A convenient title for this group of traditions is Arabo-andalusian music.
This music, the content and style of which varies considerably from Libya to Morocco, nevertheless shares a common formal principle, that of the vocal and instrumental suite or nûbâ.
In Morocco, the national repertory, al-âla, developed mainly in Fes as well as Tetuan and Chawen, then spread throughout the country.
Since the 19th century however, the towns of Rabat and Oujda have also cultivated another Arabo-andalusian repertory, called at-tarab al-gharnâti as a tribute to the city of Granada which was the last Arab bastion of Andalus.
Borrowe from the Algerian tradition of Tlemcen, it appears that gharnâti spread to Morocco, on one hand through the intermediary of Moroccan Jews who, after their flight from Spain until the 17th century, became imbued with surrounding Araboandalusian music (even today the Moroccan hazanut is sung in the inshâd gharnâti and mawwal styles), and on the other, thanks to Algerian families who settled in Morocco at the end of the 19th and the beginning of the 20th centuries. It is also possible that this diffusing benefitted from the cultural and commercial ties lasting over several centuries between the towns of Tlemcen and Fes.

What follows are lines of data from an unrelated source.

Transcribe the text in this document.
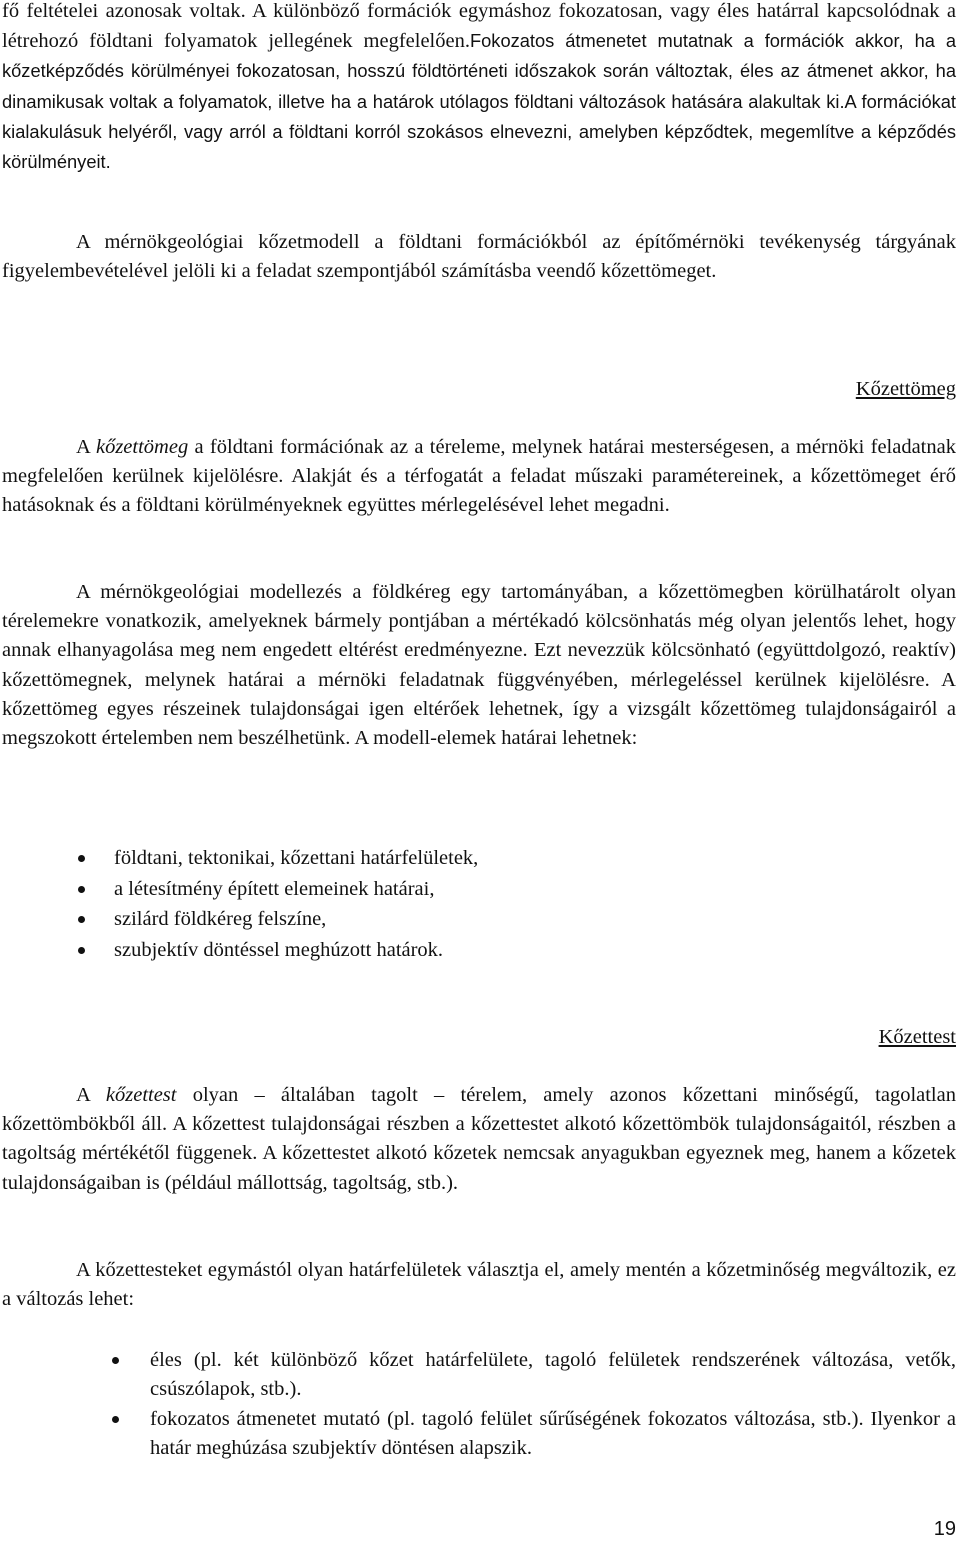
fő feltételei azonosak voltak. A különböző formációk egymáshoz fokozatosan, vagy éles határral kapcsolódnak a létrehozó földtani folyamatok jellegének megfelelően.Fokozatos átmenetet mutatnak a formációk akkor, ha a kőzetképződés körülményei fokozatosan, hosszú földtörténeti időszakok során változtak, éles az átmenet akkor, ha dinamikusak voltak a folyamatok, illetve ha a határok utólagos földtani változások hatására alakultak ki.A formációkat kialakulásuk helyéről, vagy arról a földtani korról szokásos elnevezni, amelyben képződtek, megemlítve a képződés körülményeit.

A mérnökgeológiai kőzetmodell a földtani formációkból az építőmérnöki tevékenység tárgyának figyelembevételével jelöli ki a feladat szempontjából számításba veendő kőzettömeget.

Kőzettömeg

A kőzettömeg a földtani formációnak az a téreleme, melynek határai mesterségesen, a mérnöki feladatnak megfelelően kerülnek kijelölésre. Alakját és a térfogatát a feladat műszaki paramétereinek, a kőzettömeget érő hatásoknak és a földtani körülményeknek együttes mérlegelésével lehet megadni.

A mérnökgeológiai modellezés a földkéreg egy tartományában, a kőzettömegben körülhatárolt olyan térelemekre vonatkozik, amelyeknek bármely pontjában a mértékadó kölcsönhatás még olyan jelentős lehet, hogy annak elhanyagolása meg nem engedett eltérést eredményezne. Ezt nevezzük kölcsönható (együttdolgozó, reaktív) kőzettömegnek, melynek határai a mérnöki feladatnak függvényében, mérlegeléssel kerülnek kijelölésre. A kőzettömeg egyes részeinek tulajdonságai igen eltérőek lehetnek, így a vizsgált kőzettömeg tulajdonságairól a megszokott értelemben nem beszélhetünk. A modell-elemek határai lehetnek:

földtani, tektonikai, kőzettani határfelületek,
a létesítmény épített elemeinek határai,
szilárd földkéreg felszíne,
szubjektív döntéssel meghúzott határok.

Kőzettest

A kőzettest olyan – általában tagolt – térelem, amely azonos kőzettani minőségű, tagolatlan kőzettömbökből áll. A kőzettest tulajdonságai részben a kőzettestet alkotó kőzettömbök tulajdonságaitól, részben a tagoltság mértékétől függenek. A kőzettestet alkotó kőzetek nemcsak anyagukban egyeznek meg, hanem a kőzetek tulajdonságaiban is (például mállottság, tagoltság, stb.).

A kőzettesteket egymástól olyan határfelületek választja el, amely mentén a kőzetminőség megváltozik, ez a változás lehet:

éles (pl. két különböző kőzet határfelülete, tagoló felületek rendszerének változása, vetők, csúszólapok, stb.).
fokozatos átmenetet mutató (pl. tagoló felület sűrűségének fokozatos változása, stb.). Ilyenkor a határ meghúzása szubjektív döntésen alapszik.

19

Nowadays, the centre of gharnâti music in Algeria are most of all Tlemcen, but also Algiers and Constantine, and in Morocco : Rabat and Oujda. But, if gharnâti in Rabat interests only a few musicians, others devoting themselves essentially to the wholly Moroccan âla, the city of Oujda, on the contrary, has seen its gharnâti audiences grow thanks to the Jami‘ya al-andalusiya and to a blossoming of other associations which are maintaining the tradition among younger generations.